Querying as a non-granted caller

The same query with a different caller header returns zero rows:

session.headers["X-Bqemu-Caller"] = "user:other@example.com"
rows = list(client.query("SELECT id FROM `demo.sales.orders`"))
# []

Multiple policies on the same table

When more than one policy grants the caller, the emulator OR-combines the filters — a row is visible if any matching policy admits it. This matches BigQuery's documented "additive" semantics.

# Policy 1: EU rows only
curl -X POST .../rowAccessPolicies -d '{"rowAccessPolicyReference":...,
  "filterPredicate":"region = '\''EU'\''", "grantees":["user:m@x"]}'

# Policy 2: VIP rows only
curl -X POST .../rowAccessPolicies -d '{"rowAccessPolicyReference":...,
  "filterPredicate":"vip = TRUE", "grantees":["user:m@x"]}'

The granted caller now sees rows where region = 'EU' OR vip = TRUE.

Group-based grantees

Real BigQuery walks Google Workspace group membership; the emulator can't. To exercise group: grantees in tests, supply X-Bqemu-Groups alongside X-Bqemu-Caller:

session.headers["X-Bqemu-Caller"] = "user:eu-analyst@example.com"
session.headers["X-Bqemu-Groups"] = "data-readers@example.com"

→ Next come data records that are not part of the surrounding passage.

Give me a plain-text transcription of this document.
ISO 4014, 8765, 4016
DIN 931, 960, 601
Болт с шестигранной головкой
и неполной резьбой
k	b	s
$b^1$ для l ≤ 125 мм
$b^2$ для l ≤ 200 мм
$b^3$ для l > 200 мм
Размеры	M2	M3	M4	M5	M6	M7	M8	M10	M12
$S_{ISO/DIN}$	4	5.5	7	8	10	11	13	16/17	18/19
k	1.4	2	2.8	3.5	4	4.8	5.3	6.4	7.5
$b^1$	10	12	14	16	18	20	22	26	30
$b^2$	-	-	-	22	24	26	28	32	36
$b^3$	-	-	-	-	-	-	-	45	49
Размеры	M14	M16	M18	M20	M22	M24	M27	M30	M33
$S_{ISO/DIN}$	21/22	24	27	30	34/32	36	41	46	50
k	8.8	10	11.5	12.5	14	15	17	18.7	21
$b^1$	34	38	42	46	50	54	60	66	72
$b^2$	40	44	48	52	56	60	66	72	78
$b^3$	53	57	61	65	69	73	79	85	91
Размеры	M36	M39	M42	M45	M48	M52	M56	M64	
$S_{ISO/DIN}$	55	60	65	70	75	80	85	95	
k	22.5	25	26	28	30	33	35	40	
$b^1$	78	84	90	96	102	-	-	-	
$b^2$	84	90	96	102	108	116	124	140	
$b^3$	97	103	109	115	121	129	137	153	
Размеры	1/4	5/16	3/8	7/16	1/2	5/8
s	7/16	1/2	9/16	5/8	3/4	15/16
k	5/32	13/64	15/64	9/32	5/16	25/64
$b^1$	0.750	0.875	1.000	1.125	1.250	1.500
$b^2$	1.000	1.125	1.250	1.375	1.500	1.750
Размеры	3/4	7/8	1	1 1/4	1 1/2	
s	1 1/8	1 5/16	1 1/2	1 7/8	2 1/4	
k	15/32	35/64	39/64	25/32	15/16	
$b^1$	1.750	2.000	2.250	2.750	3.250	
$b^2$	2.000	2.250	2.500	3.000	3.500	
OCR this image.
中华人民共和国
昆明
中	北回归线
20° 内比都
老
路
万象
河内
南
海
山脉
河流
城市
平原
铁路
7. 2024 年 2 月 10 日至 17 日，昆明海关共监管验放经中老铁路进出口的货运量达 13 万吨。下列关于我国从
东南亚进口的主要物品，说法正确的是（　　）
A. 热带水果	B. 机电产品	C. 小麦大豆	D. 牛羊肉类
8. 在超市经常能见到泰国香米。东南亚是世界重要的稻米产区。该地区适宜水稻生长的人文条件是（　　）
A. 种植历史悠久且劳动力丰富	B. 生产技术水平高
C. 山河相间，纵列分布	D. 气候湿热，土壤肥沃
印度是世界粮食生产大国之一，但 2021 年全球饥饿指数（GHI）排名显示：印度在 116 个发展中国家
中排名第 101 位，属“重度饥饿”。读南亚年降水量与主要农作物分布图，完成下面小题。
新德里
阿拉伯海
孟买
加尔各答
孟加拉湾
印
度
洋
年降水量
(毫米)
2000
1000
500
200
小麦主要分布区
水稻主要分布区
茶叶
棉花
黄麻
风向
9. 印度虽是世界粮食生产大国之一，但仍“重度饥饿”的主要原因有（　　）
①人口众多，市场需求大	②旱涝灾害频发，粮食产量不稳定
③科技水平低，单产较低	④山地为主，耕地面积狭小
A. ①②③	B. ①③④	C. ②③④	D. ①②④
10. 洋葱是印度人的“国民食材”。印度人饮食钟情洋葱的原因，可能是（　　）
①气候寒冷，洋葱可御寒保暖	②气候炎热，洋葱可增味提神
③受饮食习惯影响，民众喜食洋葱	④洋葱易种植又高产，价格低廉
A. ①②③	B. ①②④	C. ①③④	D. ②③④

A grantee group:data-readers@example.com then matches.

Listing and managing policies

# List policies on a table
curl http://localhost:9050/bigquery/v2/projects/demo/datasets/sales/tables/orders/rowAccessPolicies

# Update (PUT replaces the policy entirely)
curl -X PUT .../rowAccessPolicies/eu_only -d '...'

# Delete
curl -X DELETE .../rowAccessPolicies/eu_only

# Batch-delete several at once
curl -X POST .../rowAccessPolicies:batchDelete \
  -d '{"policyIds":["eu_only", "vip"]}'

# IAM-shaped read of grantees
curl -X POST .../rowAccessPolicies/eu_only:getIamPolicy

INFORMATION_SCHEMA.ROW_ACCESS_POLICIES

SELECT policy_name, table_name, grantees, filter_predicate
FROM `demo.sales.INFORMATION_SCHEMA.ROW_ACCESS_POLICIES`;
Column Type
table_catalog STRING
table_schema STRING
table_name STRING
policy_name STRING
grantees STRING (comma-separated)
filter_predicate STRING
creation_time TIMESTAMP
last_modified_time TIMESTAMP

Limitations

  • Row access policies cannot be attached to SNAPSHOT or MATERIALIZED_VIEW tables (those are read-only artefacts).
  • Filter predicates may not contain subqueries or DML keywords. The emulator pre-screens against SELECT/FROM/INSERT/UPDATE/ DELETE/MERGE keywords and rejects unparseable expressions.
  • DML write targets are never wrapped — RAP is read-only by design. An UPDATE against a protected table mutates the rows the caller matched (the emulator does not silently widen the WHERE clause).
  • Group membership is modelled via the X-Bqemu-Groups header; a real Google-Workspace group lookup is out of scope.